READ: Companies Are Mailing Patients Ketamine—But Not Everyone Is On Board
When Ketamine Wellness Centers shut down all 13 of their clinics in March, its patients were left in a lurch, unable to access the treatments that the company had sold to them. Due to the Centers’ partnership with the VA, many of these patients were also veterans who had relied on receiving ketamine infusions from the clinic for free or discounted prices. One such veteran was Adam Blazak, who told STAT News that he was left scrambling to find another clinic who accepts his insurance before the effects of the ketamine wear off. “I’m terrified that, without this treatment, the suicidal thoughts will just creep back,” he said.

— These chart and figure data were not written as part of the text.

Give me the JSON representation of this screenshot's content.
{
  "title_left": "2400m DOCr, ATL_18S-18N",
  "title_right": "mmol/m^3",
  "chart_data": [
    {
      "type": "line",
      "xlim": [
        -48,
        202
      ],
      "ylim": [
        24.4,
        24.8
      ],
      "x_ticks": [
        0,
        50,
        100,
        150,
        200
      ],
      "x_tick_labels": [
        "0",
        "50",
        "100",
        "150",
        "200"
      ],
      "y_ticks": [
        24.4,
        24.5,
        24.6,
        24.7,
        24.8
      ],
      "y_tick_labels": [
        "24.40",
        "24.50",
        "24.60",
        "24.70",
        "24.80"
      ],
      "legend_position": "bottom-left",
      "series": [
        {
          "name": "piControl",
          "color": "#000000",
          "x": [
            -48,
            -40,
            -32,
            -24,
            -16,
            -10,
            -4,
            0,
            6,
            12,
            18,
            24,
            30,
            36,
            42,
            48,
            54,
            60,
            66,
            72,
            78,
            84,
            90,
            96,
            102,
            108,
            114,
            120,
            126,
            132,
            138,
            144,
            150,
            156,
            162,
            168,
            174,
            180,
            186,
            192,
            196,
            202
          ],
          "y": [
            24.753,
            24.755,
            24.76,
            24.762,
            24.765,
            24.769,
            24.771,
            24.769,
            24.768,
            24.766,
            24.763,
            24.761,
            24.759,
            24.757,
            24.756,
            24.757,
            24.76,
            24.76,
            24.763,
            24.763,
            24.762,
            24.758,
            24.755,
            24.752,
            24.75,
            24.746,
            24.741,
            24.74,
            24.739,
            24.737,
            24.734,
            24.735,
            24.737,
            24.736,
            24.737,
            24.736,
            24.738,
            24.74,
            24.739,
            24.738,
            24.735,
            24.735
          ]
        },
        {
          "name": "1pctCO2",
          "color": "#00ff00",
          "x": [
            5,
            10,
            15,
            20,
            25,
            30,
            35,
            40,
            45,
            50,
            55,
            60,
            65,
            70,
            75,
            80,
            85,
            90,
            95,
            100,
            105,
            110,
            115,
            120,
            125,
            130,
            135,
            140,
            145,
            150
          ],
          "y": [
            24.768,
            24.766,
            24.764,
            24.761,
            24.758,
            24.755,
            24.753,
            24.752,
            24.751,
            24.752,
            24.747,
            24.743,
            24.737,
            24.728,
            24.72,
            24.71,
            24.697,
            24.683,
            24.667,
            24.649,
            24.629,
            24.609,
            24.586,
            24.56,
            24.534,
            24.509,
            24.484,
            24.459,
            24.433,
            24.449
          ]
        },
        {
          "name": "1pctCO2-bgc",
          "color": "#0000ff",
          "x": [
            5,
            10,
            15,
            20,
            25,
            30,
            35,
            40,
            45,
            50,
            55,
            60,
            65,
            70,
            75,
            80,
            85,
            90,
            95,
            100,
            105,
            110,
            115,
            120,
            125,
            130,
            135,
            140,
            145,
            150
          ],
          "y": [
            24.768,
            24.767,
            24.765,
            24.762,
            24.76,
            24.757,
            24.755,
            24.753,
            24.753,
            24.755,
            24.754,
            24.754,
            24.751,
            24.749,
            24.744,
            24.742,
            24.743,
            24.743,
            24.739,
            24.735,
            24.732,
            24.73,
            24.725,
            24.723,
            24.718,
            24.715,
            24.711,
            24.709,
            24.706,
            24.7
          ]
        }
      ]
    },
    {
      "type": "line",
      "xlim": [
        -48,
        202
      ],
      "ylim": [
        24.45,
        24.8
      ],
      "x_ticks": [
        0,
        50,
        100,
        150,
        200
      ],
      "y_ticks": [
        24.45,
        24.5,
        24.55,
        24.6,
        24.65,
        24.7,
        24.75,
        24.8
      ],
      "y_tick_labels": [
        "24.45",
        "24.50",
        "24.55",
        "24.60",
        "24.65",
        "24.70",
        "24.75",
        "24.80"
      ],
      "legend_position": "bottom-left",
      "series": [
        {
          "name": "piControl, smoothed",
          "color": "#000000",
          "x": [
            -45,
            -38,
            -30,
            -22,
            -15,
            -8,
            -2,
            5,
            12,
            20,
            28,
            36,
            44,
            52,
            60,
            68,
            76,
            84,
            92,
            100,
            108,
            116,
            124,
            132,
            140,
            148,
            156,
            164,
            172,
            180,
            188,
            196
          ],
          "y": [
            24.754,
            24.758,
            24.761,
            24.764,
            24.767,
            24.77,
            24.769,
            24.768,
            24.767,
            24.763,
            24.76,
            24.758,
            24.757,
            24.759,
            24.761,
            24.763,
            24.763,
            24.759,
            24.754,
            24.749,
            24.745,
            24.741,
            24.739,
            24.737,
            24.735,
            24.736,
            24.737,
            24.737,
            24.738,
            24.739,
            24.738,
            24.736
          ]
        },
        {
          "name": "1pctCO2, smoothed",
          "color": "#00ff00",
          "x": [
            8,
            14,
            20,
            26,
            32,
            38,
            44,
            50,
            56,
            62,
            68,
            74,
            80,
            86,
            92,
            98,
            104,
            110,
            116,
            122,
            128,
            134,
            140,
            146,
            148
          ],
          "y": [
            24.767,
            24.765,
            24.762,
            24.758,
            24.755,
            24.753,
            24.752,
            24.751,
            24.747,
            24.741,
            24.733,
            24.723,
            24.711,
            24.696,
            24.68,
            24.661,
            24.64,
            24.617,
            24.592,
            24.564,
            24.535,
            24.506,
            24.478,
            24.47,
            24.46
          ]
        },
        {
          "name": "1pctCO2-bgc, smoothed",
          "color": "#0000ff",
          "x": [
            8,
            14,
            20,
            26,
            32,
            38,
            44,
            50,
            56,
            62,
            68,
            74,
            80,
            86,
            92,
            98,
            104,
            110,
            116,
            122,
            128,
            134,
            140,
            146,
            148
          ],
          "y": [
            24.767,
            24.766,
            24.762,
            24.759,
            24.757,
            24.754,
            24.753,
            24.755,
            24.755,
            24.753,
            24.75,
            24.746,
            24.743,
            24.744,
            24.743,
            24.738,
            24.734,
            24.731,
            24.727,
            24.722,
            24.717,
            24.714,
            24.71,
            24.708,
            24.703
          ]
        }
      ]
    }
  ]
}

The cost to patients and customers of psychedelic companies that have bitten the dust is clear. Yet despite these harrowing stories, companies continue to crop up and investors in the space claim they are optimistic that the psychedelics industry will soon enter a more mature era. “We had a very sobering year and a half,” says Schapper. “Now in 2023, we’re at the beginning of another cycle, and regardless of all the flameouts from some of the public companies, there’s so much progress moving forward.”
“This is the best time in the industry,” he continues. “[Company] valuations are [becoming] much more reasonable, and founders are a lot more experienced. We have a lot of ashes right now, and phoenixes will rise from it.”
Pustejovsky and his partner at Tactogen, Matthew Baggott, also pointed out that while the wider biotech market downturn still persists, certain drug development companies are still thriving in the face of current economic climate—Transcend Therapeutics, for example, raised $40 million in Series A funding last February for its research into methylone. “This is just to say that yes, MindMed looks miserable and Field Trip has gone out of business, et cetera. But there also is a whole burgeoning entactogen healthcare industry being born right now—and that’s an important story,” said Pustejovsky.
Finally, what’s notable is that excitement around psychedelics remains at an all-time high in wider society. “It’s worth noting that while the bubble has burst for some of us inside the space, the bubble is still expanding when it comes to the general public,” says Josh Hardman, founder of Psychedelic Alpha. “Excitement around psychedelics and their potential therapeutic applications is only becoming more prominent in the zeitgeist.”